Il ruolo della giurisprudenza, in questo senso, è stato
fondamentale, e ha consentito di interpretare in modo dinamico concetti
giuridici troppo “statici” per rappresentare “la modernità” sostenibile, ovvero
se è vero che la politica di incentivazione delle fonti di energia rinnovabili
non può vanificare la politica di corretta gestione dei rifiuti, è altrettanto
vero che “il coordinamento delle due politiche non si realizza ipotizzando una
reciproca esclusione tra il concetto di biomassa
fonte di energia rinnovabile e il concetto di rifiuto.
In sostanza, per applicare correttamente la normativa,
occorre effettuare un’analisi del
testo nel contesto, ovvero “comprendere
a quale fine e in quale contesto la definizione di biomassa deve essere
ricostruita, per poter procedere all’individuazione della giusta definizione.
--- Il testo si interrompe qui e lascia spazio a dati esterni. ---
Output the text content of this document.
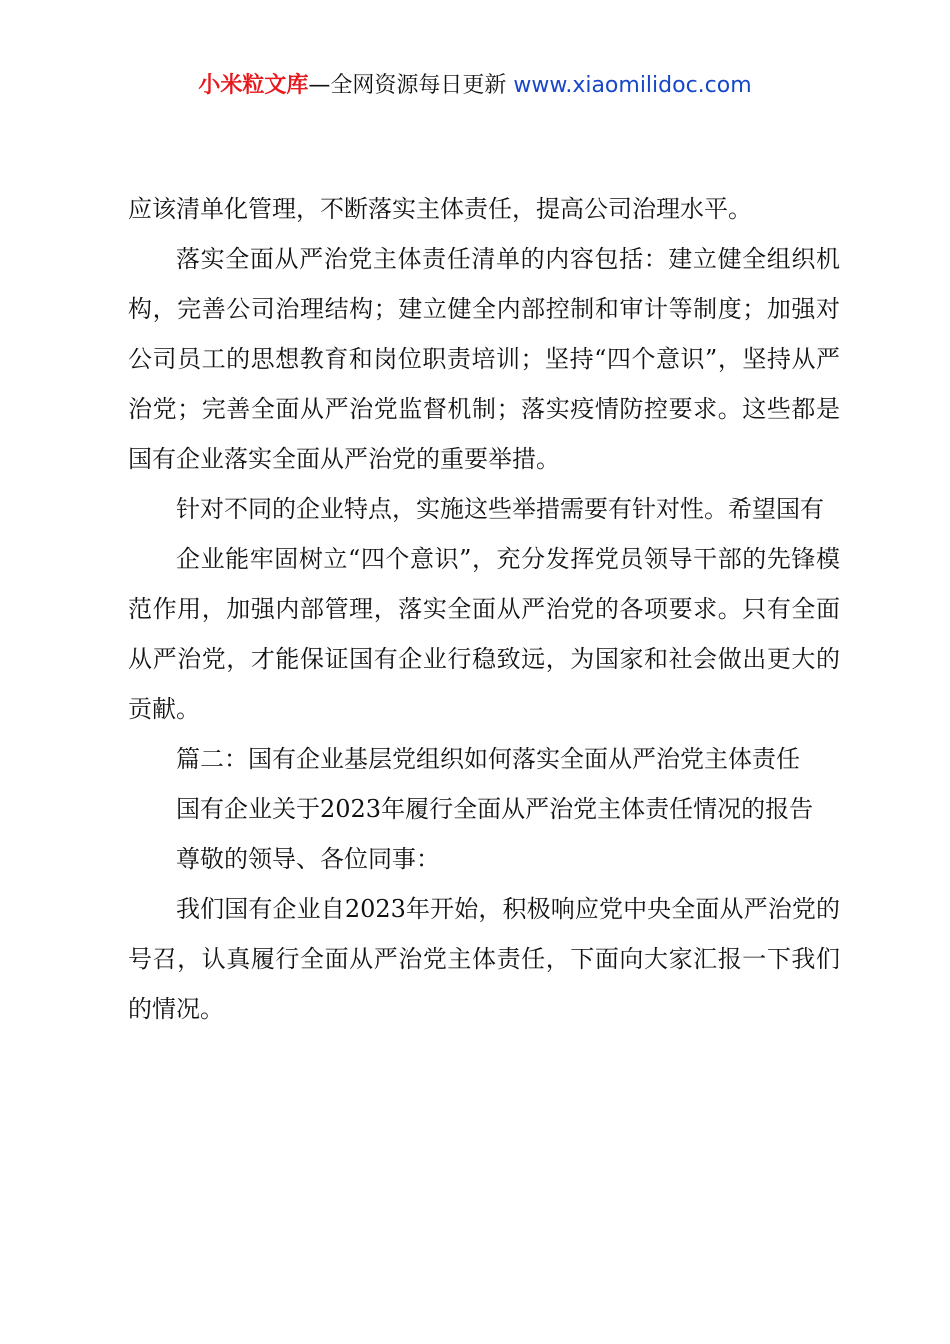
小米粒文库—全网资源每日更新 www.xiaomilidoc.com

应该清单化管理，不断落实主体责任，提高公司治理水平。

落实全面从严治党主体责任清单的内容包括：建立健全组织机构，完善公司治理结构；建立健全内部控制和审计等制度；加强对公司员工的思想教育和岗位职责培训；坚持“四个意识”，坚持从严治党；完善全面从严治党监督机制；落实疫情防控要求。这些都是国有企业落实全面从严治党的重要举措。

针对不同的企业特点，实施这些举措需要有针对性。希望国有

企业能牢固树立“四个意识”，充分发挥党员领导干部的先锋模范作用，加强内部管理，落实全面从严治党的各项要求。只有全面从严治党，才能保证国有企业行稳致远，为国家和社会做出更大的贡献。

篇二：国有企业基层党组织如何落实全面从严治党主体责任

国有企业关于2023年履行全面从严治党主体责任情况的报告

尊敬的领导、各位同事：

我们国有企业自2023年开始，积极响应党中央全面从严治党的号召，认真履行全面从严治党主体责任，下面向大家汇报一下我们的情况。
Ne deriva la fisiologica possibilità che,
ciò che in un determinato contesto è soltanto un RIFIUTO, in un altro contesto
possa assumere il valore di FONTE RINNOVABILE DI ENERGIA
Ai fini che qui interessano – “autorizzazione di un
impianto sperimentale a biomasse” – l’unica
definizione di biomassa (testo) pertinente, nell’ambito della disciplina
afferente le fonti rinnovabile di energia (contesto) è quella dettata dall’art.
2 del D.Lgs 387/2003.
Non sono pertinenti – ancorché suggestive – diverse interpretazioni che pongono altre normative (come quelle sui
rifiuti) falsamente idonee ad escludere l’utilizzabilità quale biomassa-fonte
di produzione energetica particolari sostanze annoverate, ad altri fini, quali “rifiuti”.
IN
CONCLUSIONE, NON ESISTE NELLA NORMATIVA EUROPEA E NAZIONALE LA DEFINIZIONE DI
BIOMASSA QUALE RIFIUTO
Da quanto su esplicitato risulta infatti che NON
ESISTE A PRIORI UNA DEFINIZIONE NORMATIVA DI BIOMASSA come RIFIUTO essendo
unicamente LA
PARTE BIODEGRADABILE DEL RIFIUTO E NON IL RIFIUTO.
b.
NON UTILIZZO
DI RIFIUTI MA DI SOTTOPRODOTTI-NON RIFIUTI
Né il Comune
di Serre nè il giornalista sa che negli ultimi tre anni varie sono state le
disposizioni legislative che hanno profondamente modificato le normative sui
rifiuti e sull’energia.
Mentre
in passato la tendenza del legislatore comunitario (e di riflesso quello
nazionale) era quello di ampliare il più possibile la nozione di rifiuto
(qualcuno ha sarcasticamente osservato che prevaleva il PARTITO DEL C.D. TUTTO RIFIUTO)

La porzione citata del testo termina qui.